After 26 years, Oregon has developed the most centralized planning program in America. In the 1970s, Oregon experienced rapid population growth from in-migration. To address this problem, a bipartisan state legislature and a progressive Republican governor, named Tom McCall, delegated powerful administrative rulemaking authority to a single autonomous state agency governed by an independent commission.

However, many of the elected officials who created the agency did not fully understand the unanticipated consequence of 16 years of the Oregon voters electing self-proclaimed environmentalists to the Governor's Office.

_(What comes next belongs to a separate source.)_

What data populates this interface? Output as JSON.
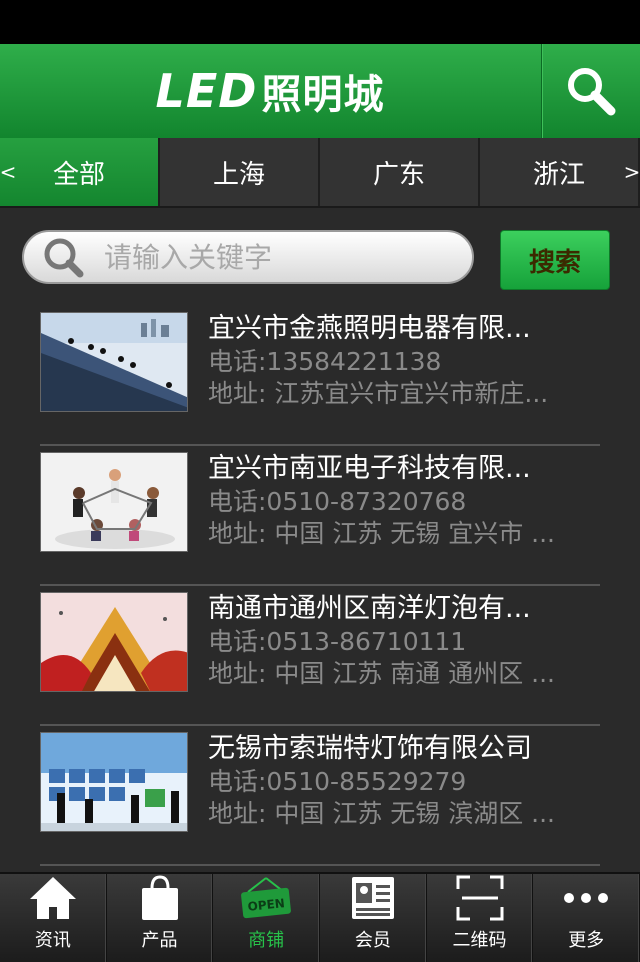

The governor controls the appointments to the commission and can veto all legislative attempts to limit the agency's power. This has resulted in the unchecked policy expansion of a quasi-legislative body that is only accountable to one person.

There are only two viable constitutional venues left to Oregon voters who want to limit the agency's authority - the initiative process and the courts. In the year 2000 election, Oregonians passed a nationally unprecedented statewide ballot measure that greatly expanded the compensation allowed for property takings - even beyond that allowed by the U.S. Supreme Court. This was a vote against the heavy-handed and often indifferent actions of many Oregon cities, counties and regional planning agencies that had used mass down zonings and exactions from property owners in the name of "livability."

The ballot measure was foreshadowed by the landmark U.S. Supreme Court case on property takings that originated in Oregon (Dolan v. City of Tigard). The city of Tigard, like many other Oregon jurisdictions, accepted the statewide planning philosophy that there was no such thing as an unreasonable exaction from a land use permit applicant. In this case, the city demanded a bike path dedication in exchange for approving improvements to an existing plumbing store. The U.S. Supreme Court rejected this practice and held that any exaction must be "roughly proportional" to the actual public need. In other words, the court found it improbable that a citizen would buy a water heater or a toilet, and take it home on the back of their bicycle.

The state of Washington passed its Growth Management Act 10 years ago, but it provides for more local control. First, it only required fast growing urban counties to comply with the act. Second, the state did not create an autonomous bureaucracy to promulgate and enforce legally binding "goals" and administrative rules. Instead they created three regional geographic hearing boards whose job it is to review local land use decisions based on local conditions. This has resulted in some inconsistent decisions, but these are being resolved by the Washington courts.

The latter is important in Washington because the state Supreme Court is elected by voters who favor a more populous approach in its decision-making. By taking the Washington approach, the legislature and the courts have kept tight control over their public policy role and not delegated it away to some unaccountable and untouchable bureaucracy. In Oregon, the state Supreme Court is elected by the same urban environmental ist voters who elect the governor. This has resulted in a court that is more likely to invalidate the will of the voters on property rights issues.

It is ironic that in the mid-1970s communist China started to curtail centralized planning and that at the same time Oregon began to embrace it. The Chinese lesson for the Pacific Northwest is clear. There is a limit to the amount of centralized planning that the people of a place will tolerate.


Richard H. Carson is a writer and planner who lives in the Pacific Northwest. He was the editor of the "Oregon Planners Journal" and an elected official of the American Planning Association (APA). He maintains APA's "Internet Planning Media" and the independent "Planning Utopia" Internet websites. Rich was in Hong Kong, Nanning and Guangzhou in the People's Republic of China from June 14 to June 28, 2001.